There's the one about Civil War-era outlaw Tom Clark who was hanged for his misdeeds and then buried under Tennessee Street instead of an adjacent cemetery.
"While they were burying him, someone in the crowd supposedly made the statement that Clark said 'no one will ever run over me,' '' McDonald said. "A group of people claiming to be family members contested that and said he's not buried under Tennessee Street.''
There's the legend of a member of the outlaw Jesse and Frank James' gang robbing a bank, changing his name and becoming a wealthy northwest Alabama-citizen.
And the local legend about Abraham Lincoln's descendants in the Shoals. Plausible?
In 1828, when he was 19, Lincoln did guide a flatboat down the Ohio and Mississippi rivers to New Orleans, where he formed his objection to slavery, biographer Carl Sandburg wrote.
Although Sandburg didn't specify how Lincoln returned to the Midwest, the accepted route from New Orleans to the Ohio River was the Natchez Trace, which crosses extreme northwest-Alabama.
Then there's the legend that the money and plans for the old post office in Florence built 100 years ago were meant for the town of the same name in South Carolina, McDonald said. "I wrote to the post office and they said it was intended for (Alabama),'' he said.

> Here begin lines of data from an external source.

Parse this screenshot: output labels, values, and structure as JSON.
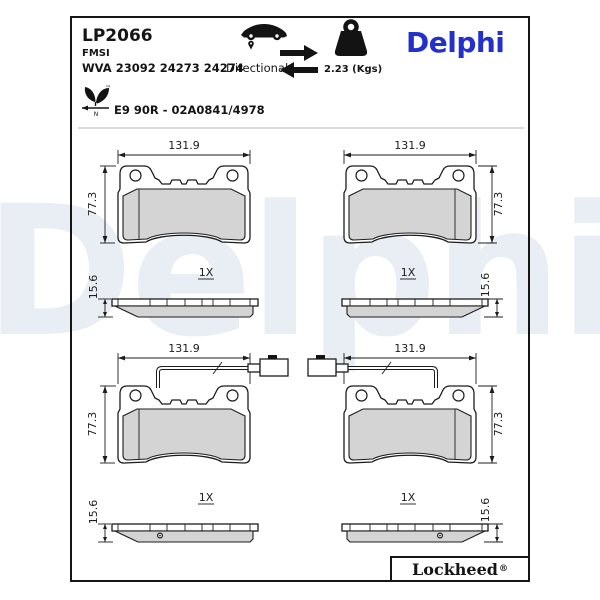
{
  "header": {
    "part_number": "LP2066",
    "fmsi": "FMSI",
    "wva": "WVA 23092 24273 24274",
    "directional": "Directional",
    "weight": "2.23 (Kgs)",
    "brand": "Delphi",
    "approval": "E9 90R - 02A0841/4978",
    "eco_n": "N",
    "eco_tm": "™"
  },
  "dims": {
    "width": "131.9",
    "height": "77.3",
    "thickness": "15.6",
    "qty": "1X"
  },
  "footer": {
    "brand": "Lockheed",
    "reg": "®"
  },
  "watermark": {
    "text": "Delphi"
  },
  "colors": {
    "brand_blue": "#2430cb",
    "friction_gray": "#d4d4d4",
    "watermark": "#e9eef4",
    "line": "#1c1c1c"
  }
}
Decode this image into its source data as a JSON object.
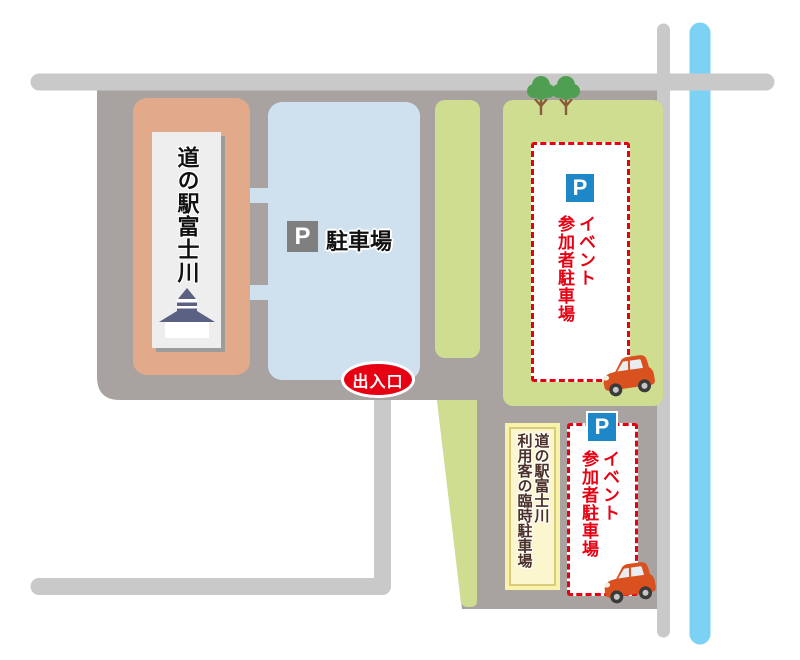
{
  "map": {
    "station_sign": {
      "text": "道の駅富士川"
    },
    "main_parking": {
      "p_symbol": "P",
      "label": "駐車場"
    },
    "entrance_badge": {
      "label": "出入口"
    },
    "event_parking_top": {
      "p_symbol": "P",
      "lines": [
        "イベント",
        "参加者駐車場"
      ]
    },
    "event_parking_bottom": {
      "p_symbol": "P",
      "lines": [
        "イベント",
        "参加者駐車場"
      ]
    },
    "temporary_parking": {
      "lines": [
        "道の駅富士川",
        "利用客の臨時駐車場"
      ]
    }
  },
  "colors": {
    "road_gray": "#c9c9c9",
    "lot_gray": "#a8a2a0",
    "station_block_salmon": "#e2aa8b",
    "parking_blue": "#cfe1ee",
    "green_area": "#cedd8f",
    "river_blue": "#7cd2f5",
    "accent_red": "#e60012",
    "p_sign_blue": "#1e87c7",
    "p_sign_gray": "#7f7f7f",
    "temp_parking_yellow": "#f9f2aa",
    "temp_parking_text_brown": "#4a3027",
    "sign_roof_navy": "#5b6183",
    "tree_green": "#4f9e52",
    "car_orange": "#d8511f"
  }
}
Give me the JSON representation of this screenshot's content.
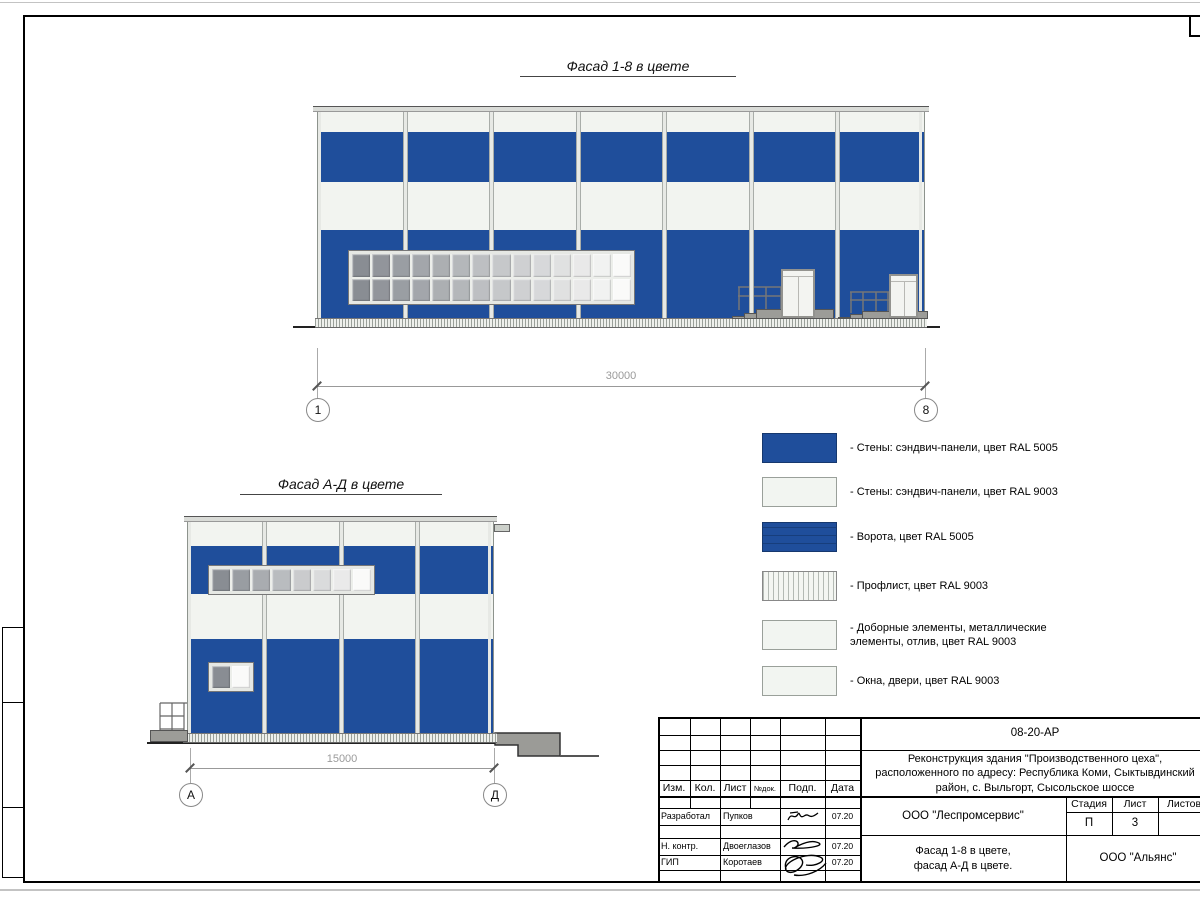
{
  "palette": {
    "wall_blue_ral5005": "#1f4e9b",
    "wall_white_ral9003": "#f2f4f0",
    "metal_gray": "#9c9c98"
  },
  "sheet": {
    "facades": [
      {
        "title": "Фасад 1-8 в цвете",
        "dimension": "30000",
        "axis_start": "1",
        "axis_end": "8"
      },
      {
        "title": "Фасад А-Д в цвете",
        "dimension": "15000",
        "axis_start": "А",
        "axis_end": "Д"
      }
    ],
    "legend": [
      {
        "swatch": "swatch-blue",
        "label": "- Стены: сэндвич-панели, цвет RAL 5005"
      },
      {
        "swatch": "swatch-white",
        "label": "- Стены: сэндвич-панели, цвет RAL 9003"
      },
      {
        "swatch": "swatch-gate",
        "label": "- Ворота, цвет RAL 5005"
      },
      {
        "swatch": "swatch-proflist",
        "label": "- Профлист, цвет RAL 9003"
      },
      {
        "swatch": "swatch-white",
        "label": "- Доборные элементы, металлические\nэлементы, отлив, цвет RAL 9003"
      },
      {
        "swatch": "swatch-white",
        "label": "- Окна, двери, цвет RAL 9003"
      }
    ],
    "title_block": {
      "doc_number": "08-20-АР",
      "project_line1": "Реконструкция здания \"Производственного цеха\",",
      "project_line2": "расположенного по адресу: Республика Коми, Сыктывдинский",
      "project_line3": "район, с. Выльгорт, Сысольское шоссе",
      "columns": {
        "izm": "Изм.",
        "kol": "Кол.",
        "list": "Лист",
        "ndoc": "№док.",
        "podp": "Подп.",
        "data": "Дата"
      },
      "rows": [
        {
          "role": "Разработал",
          "name": "Пупков",
          "date": "07.20"
        },
        {
          "role": "Н. контр.",
          "name": "Двоеглазов",
          "date": "07.20"
        },
        {
          "role": "ГИП",
          "name": "Коротаев",
          "date": "07.20"
        }
      ],
      "org_design": "ООО \"Леспромсервис\"",
      "sheet_title_line1": "Фасад 1-8 в цвете,",
      "sheet_title_line2": "фасад А-Д в цвете.",
      "stage_label": "Стадия",
      "sheet_label": "Лист",
      "sheets_label": "Листов",
      "stage_value": "П",
      "sheet_value": "3",
      "org_customer": "ООО \"Альянс\""
    }
  }
}
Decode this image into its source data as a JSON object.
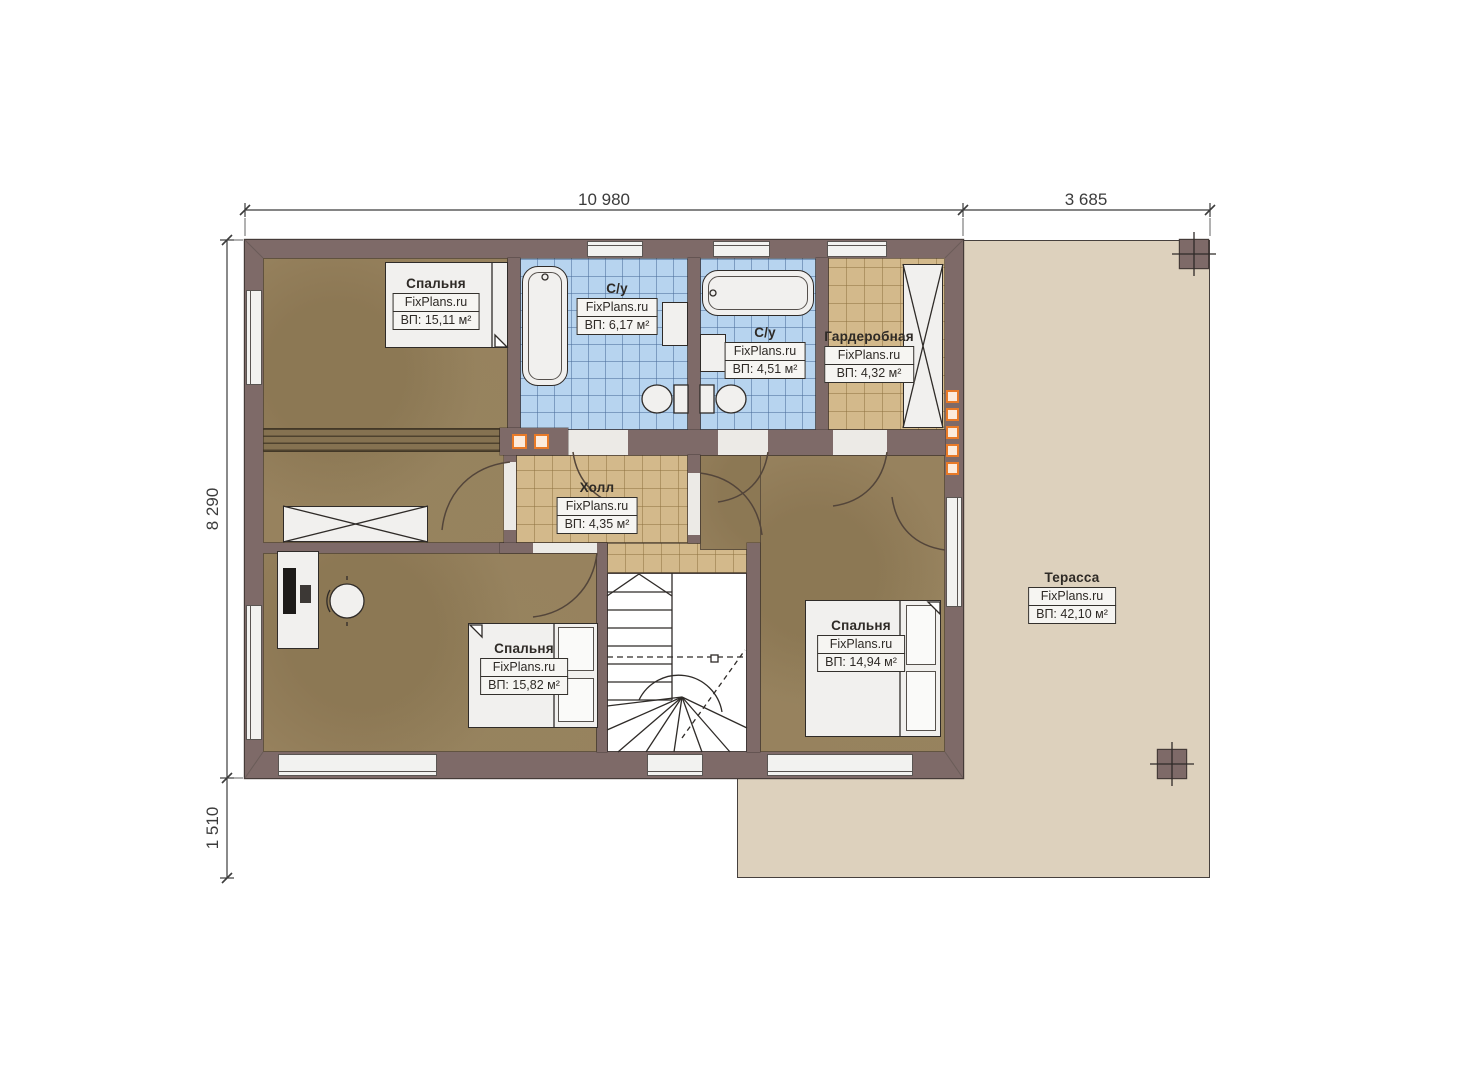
{
  "plan_title": "floor plan, second storey",
  "brand": "FixPlans.ru",
  "dimensions": {
    "top_main": "10 980",
    "top_terrace": "3 685",
    "left_main": "8 290",
    "left_lower": "1 510"
  },
  "rooms": [
    {
      "name": "Спальня",
      "area": "ВП: 15,11 м²"
    },
    {
      "name": "С/у",
      "area": "ВП: 6,17 м²"
    },
    {
      "name": "С/у",
      "area": "ВП: 4,51 м²"
    },
    {
      "name": "Гардеробная",
      "area": "ВП: 4,32 м²"
    },
    {
      "name": "Холл",
      "area": "ВП: 4,35 м²"
    },
    {
      "name": "Спальня",
      "area": "ВП: 15,82 м²"
    },
    {
      "name": "Спальня",
      "area": "ВП: 14,94 м²"
    },
    {
      "name": "Терасса",
      "area": "ВП: 42,10 м²"
    }
  ],
  "palette": {
    "wall": "#7e6a68",
    "wallLine": "#453b38",
    "floorBrown": "#97825e",
    "tileBlue": "#b7d4ef",
    "tileTan": "#d3b98b",
    "terrace": "#ddd1bd",
    "furniture": "#f1f0ee",
    "labelBg": "#f6f5f2",
    "text": "#2e2a26",
    "accentOrange": "#e87a28",
    "dimension": "#3c3c3c"
  }
}
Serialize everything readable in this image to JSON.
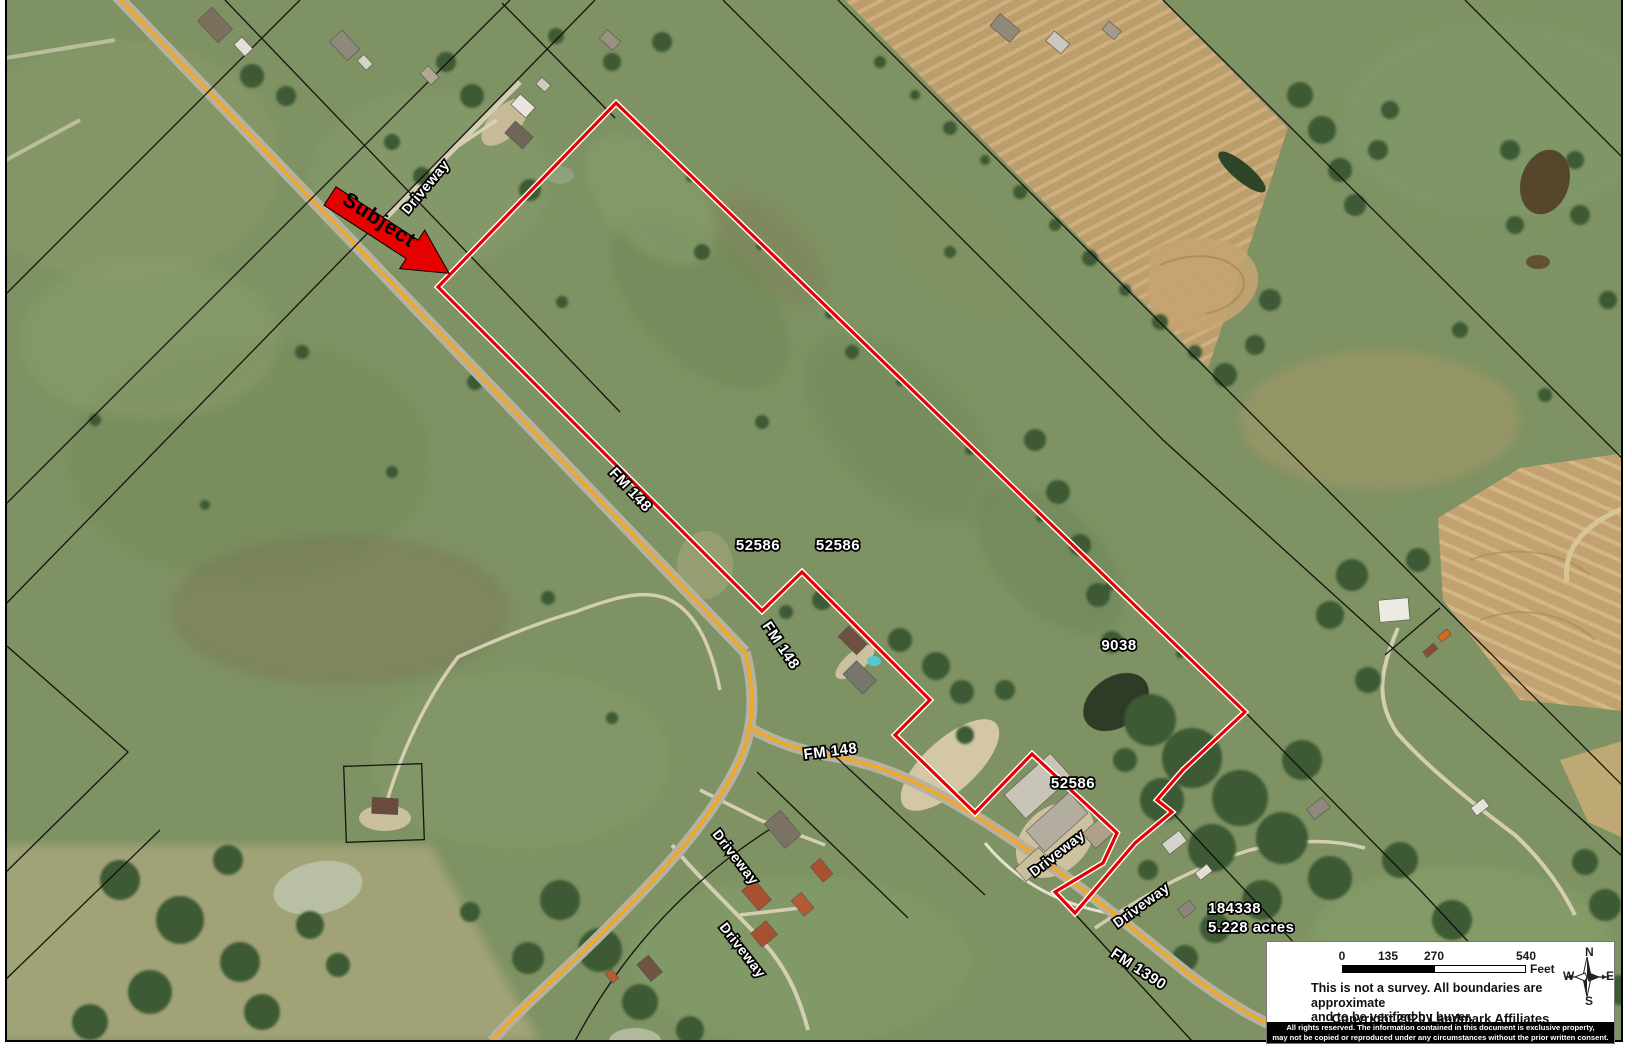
{
  "map": {
    "subject_label": "Subject",
    "labels": [
      {
        "text": "Driveway"
      },
      {
        "text": "FM 148"
      },
      {
        "text": "52586"
      },
      {
        "text": "52586"
      },
      {
        "text": "FM 148"
      },
      {
        "text": "FM 148"
      },
      {
        "text": "9038"
      },
      {
        "text": "52586"
      },
      {
        "text": "Driveway"
      },
      {
        "text": "Driveway"
      },
      {
        "text": "Driveway"
      },
      {
        "text": "Driveway"
      },
      {
        "text": "FM 1390"
      },
      {
        "text": "184338"
      },
      {
        "text": "5.228 acres"
      }
    ],
    "colors": {
      "boundary_red": "#e60000",
      "road_yellow": "#f3a81f",
      "parcel_line": "#0a0a0a"
    }
  },
  "legend": {
    "scale": {
      "ticks": [
        "0",
        "135",
        "270",
        "540"
      ],
      "unit": "Feet"
    },
    "compass": {
      "n": "N",
      "s": "S",
      "e": "E",
      "w": "W"
    },
    "disclaimer_line1": "This is not a survey.  All boundaries are approximate",
    "disclaimer_line2": "and to be verified by buyer.",
    "copyright": "Copyright 2020 Landmark Affiliates",
    "rights_line1": "All rights reserved. The information contained in this document is  exclusive property,",
    "rights_line2": "may not be copied or reproduced under any circumstances without the prior written consent."
  }
}
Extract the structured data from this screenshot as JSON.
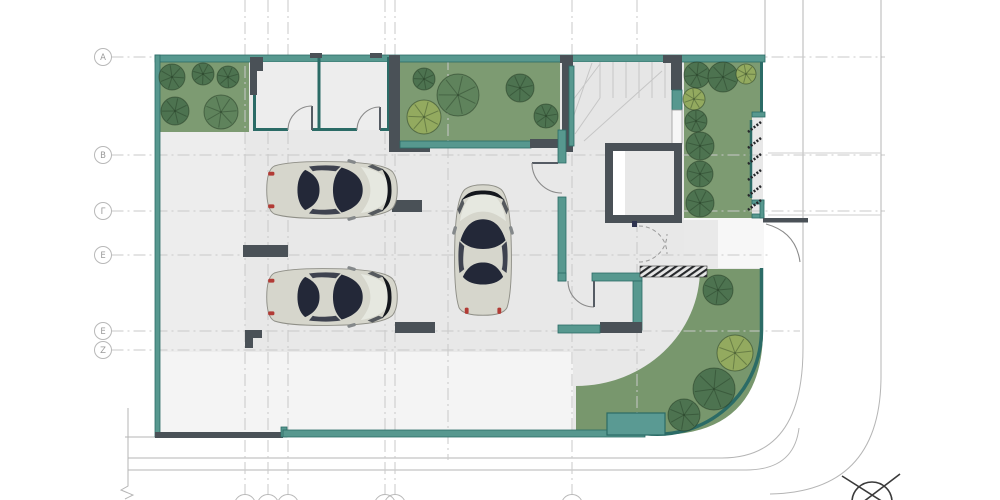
{
  "drawing": {
    "type": "architectural-floor-plan",
    "visible_text_labels": [
      "A",
      "B",
      "Γ",
      "E",
      "E",
      "Z"
    ]
  },
  "grid": {
    "rows": [
      {
        "label": "A",
        "y": 57,
        "end": 885
      },
      {
        "label": "B",
        "y": 155,
        "end": 885
      },
      {
        "label": "Γ",
        "y": 211,
        "end": 885
      },
      {
        "label": "E",
        "y": 255,
        "end": 768
      },
      {
        "label": "E",
        "y": 331,
        "end": 800
      },
      {
        "label": "Z",
        "y": 350,
        "end": 645
      }
    ],
    "bubble_x": 103,
    "bubble_radius": 8.5,
    "cols": [
      {
        "x": 245,
        "y1": 0,
        "y2": 494,
        "bubble": true
      },
      {
        "x": 268,
        "y1": 0,
        "y2": 494,
        "bubble": true
      },
      {
        "x": 288,
        "y1": 0,
        "y2": 494,
        "bubble": true
      },
      {
        "x": 385,
        "y1": 0,
        "y2": 494,
        "bubble": true
      },
      {
        "x": 395,
        "y1": 0,
        "y2": 494,
        "bubble": true
      },
      {
        "x": 448,
        "y1": 58,
        "y2": 460,
        "bubble": false
      },
      {
        "x": 572,
        "y1": 0,
        "y2": 494,
        "bubble": true
      },
      {
        "x": 637,
        "y1": 0,
        "y2": 437,
        "bubble": false
      }
    ],
    "bottom_bubble_y": 505,
    "bottom_bubble_radius": 10.5
  },
  "trees": [
    {
      "cx": 172,
      "cy": 77,
      "r": 13,
      "shade": "dark"
    },
    {
      "cx": 203,
      "cy": 74,
      "r": 11,
      "shade": "dark"
    },
    {
      "cx": 228,
      "cy": 77,
      "r": 11,
      "shade": "dark"
    },
    {
      "cx": 175,
      "cy": 111,
      "r": 14,
      "shade": "dark"
    },
    {
      "cx": 221,
      "cy": 112,
      "r": 17,
      "shade": "mid"
    },
    {
      "cx": 424,
      "cy": 79,
      "r": 11,
      "shade": "dark"
    },
    {
      "cx": 458,
      "cy": 95,
      "r": 21,
      "shade": "mid"
    },
    {
      "cx": 424,
      "cy": 117,
      "r": 17,
      "shade": "light"
    },
    {
      "cx": 520,
      "cy": 88,
      "r": 14,
      "shade": "dark"
    },
    {
      "cx": 546,
      "cy": 116,
      "r": 12,
      "shade": "dark"
    },
    {
      "cx": 697,
      "cy": 75,
      "r": 13,
      "shade": "dark"
    },
    {
      "cx": 723,
      "cy": 77,
      "r": 15,
      "shade": "dark"
    },
    {
      "cx": 746,
      "cy": 74,
      "r": 10,
      "shade": "light"
    },
    {
      "cx": 694,
      "cy": 99,
      "r": 11,
      "shade": "light"
    },
    {
      "cx": 696,
      "cy": 121,
      "r": 11,
      "shade": "dark"
    },
    {
      "cx": 700,
      "cy": 146,
      "r": 14,
      "shade": "dark"
    },
    {
      "cx": 700,
      "cy": 174,
      "r": 13,
      "shade": "dark"
    },
    {
      "cx": 700,
      "cy": 203,
      "r": 14,
      "shade": "dark"
    },
    {
      "cx": 718,
      "cy": 290,
      "r": 15,
      "shade": "dark"
    },
    {
      "cx": 735,
      "cy": 353,
      "r": 18,
      "shade": "light"
    },
    {
      "cx": 714,
      "cy": 389,
      "r": 21,
      "shade": "dark"
    },
    {
      "cx": 684,
      "cy": 415,
      "r": 16,
      "shade": "dark"
    }
  ],
  "cars": [
    {
      "cx": 332,
      "cy": 190,
      "deg": 0
    },
    {
      "cx": 332,
      "cy": 297,
      "deg": 0
    },
    {
      "cx": 483,
      "cy": 250,
      "deg": -90
    }
  ],
  "colors": {
    "wall_teal": "#57988f",
    "wall_teal_edge": "#2b6b66",
    "wall_dark": "#4a5157",
    "green_area": "#7d9b72",
    "tree_dark": "#4d7350",
    "tree_mid": "#5f835c",
    "tree_light": "#93aa5f",
    "floor_gray": "#e8e8e8",
    "yard_light": "#f4f4f4",
    "car_body": "#d6d6cc",
    "glass_dark": "#232838",
    "taillight_red": "#b23b35",
    "grid_gray": "#c9c9c9"
  },
  "icons": {
    "tree": "tree-icon",
    "car": "car-top-view",
    "north": "survey-marker-icon"
  }
}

Another urban legend is a guy goes to a convention, meets the wrong kind of women, and wakes up iced down in a bathtub with stitches in his side. A note says to seek treatment because a kidney has been harvested.
Is the Dan Brown novel-turned-movie, "The DaVinci Code,'' about supposed clues to Jesus Christ and Mary Magdalene's children an urban legend?
Hill said "The DaVinci Code'' is really not an urban legend because there is marginal academic theory about the novel's clues that are real objects and events.
"The thing about (the feminine-looking disciple) John being to the right of Jesus in the Last Supper (painting) has been around a long time,'' Hill added. "It's all kind of minority theory, but did it get started as urban legend? "
McDonald said urban legends are really about entertaining.
"The fascination is, I think, people enjoy the intrigue of things that startle your mind to think about them,'' McDonald said. "If the Tom Clark story being dead under Tennessee Street isn't true, it is a good twist to put on a story to make it interesting.